Covet: « technicolor »

Covet, malgré son patronyme (Convoitise), manque totalement de prétention. Et ce n’est pas seulement la qualité apaisante qui porte leur musique progressive et complexe, c’est la façon dont ils se portent eux-mêmes. Souriant d’une oreille à l’autre dans tous leurs clips musicaux et leurs performances en direct, la musique pour eux est autant une question de plaisir qu’une question d’expression artistique. Même la façon dont ils ont élargi leur son formellement exclusivement instrumental pour inclure la voix étonnamment chaude de la guitariste et leader du groupe Yvette Young est d’une manière peu prononcée, elle ne chante que sur deux des dix morceaux comme pour rendre les guitaristes qui écoutent un peu moins envieux du fait que Young peut tout faire et eux pas.

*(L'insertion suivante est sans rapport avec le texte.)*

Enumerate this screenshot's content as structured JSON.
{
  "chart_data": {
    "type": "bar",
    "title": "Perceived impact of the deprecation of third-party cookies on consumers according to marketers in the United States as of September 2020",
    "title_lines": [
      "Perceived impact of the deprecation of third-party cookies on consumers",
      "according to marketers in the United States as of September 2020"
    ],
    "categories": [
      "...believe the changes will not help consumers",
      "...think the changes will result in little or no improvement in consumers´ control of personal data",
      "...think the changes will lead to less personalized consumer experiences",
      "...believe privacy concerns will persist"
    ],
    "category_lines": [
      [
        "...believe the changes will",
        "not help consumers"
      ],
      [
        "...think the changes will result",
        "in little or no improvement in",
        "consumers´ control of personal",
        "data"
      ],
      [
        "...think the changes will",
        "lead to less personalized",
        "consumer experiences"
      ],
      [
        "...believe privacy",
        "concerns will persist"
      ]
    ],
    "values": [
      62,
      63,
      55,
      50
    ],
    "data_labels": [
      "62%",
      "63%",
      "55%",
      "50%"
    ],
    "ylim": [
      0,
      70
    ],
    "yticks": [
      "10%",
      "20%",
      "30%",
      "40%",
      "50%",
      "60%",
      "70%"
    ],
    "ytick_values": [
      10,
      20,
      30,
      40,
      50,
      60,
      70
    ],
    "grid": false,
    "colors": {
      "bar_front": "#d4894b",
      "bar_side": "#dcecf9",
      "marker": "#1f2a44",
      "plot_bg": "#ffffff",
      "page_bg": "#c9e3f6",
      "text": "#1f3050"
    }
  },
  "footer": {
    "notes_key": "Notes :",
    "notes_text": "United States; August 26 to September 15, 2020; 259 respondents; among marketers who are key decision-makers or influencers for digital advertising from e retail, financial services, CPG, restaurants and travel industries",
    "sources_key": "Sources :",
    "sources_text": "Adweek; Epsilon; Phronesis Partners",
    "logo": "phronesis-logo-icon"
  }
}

La musique de Covet n’a pas besoin de voix, mais elle ajoute une autre couche à leur déjà excellente prise sur le rock mathématique virtuose mené par les guitares, et bien sûr, ils n’en font pas tout un plat.

La musique de technicolor est bien plus une question de mélodie que de technicité. Cela ne veut pas dire que ce n’est pas technique, car cette satanée Yvette Young fait honte à 99% des manieurs de hache, mais l’accent est mis sur la mélodie plutôt que sur les signatures temporelles complexes et les branlettes staccato à feu rapide.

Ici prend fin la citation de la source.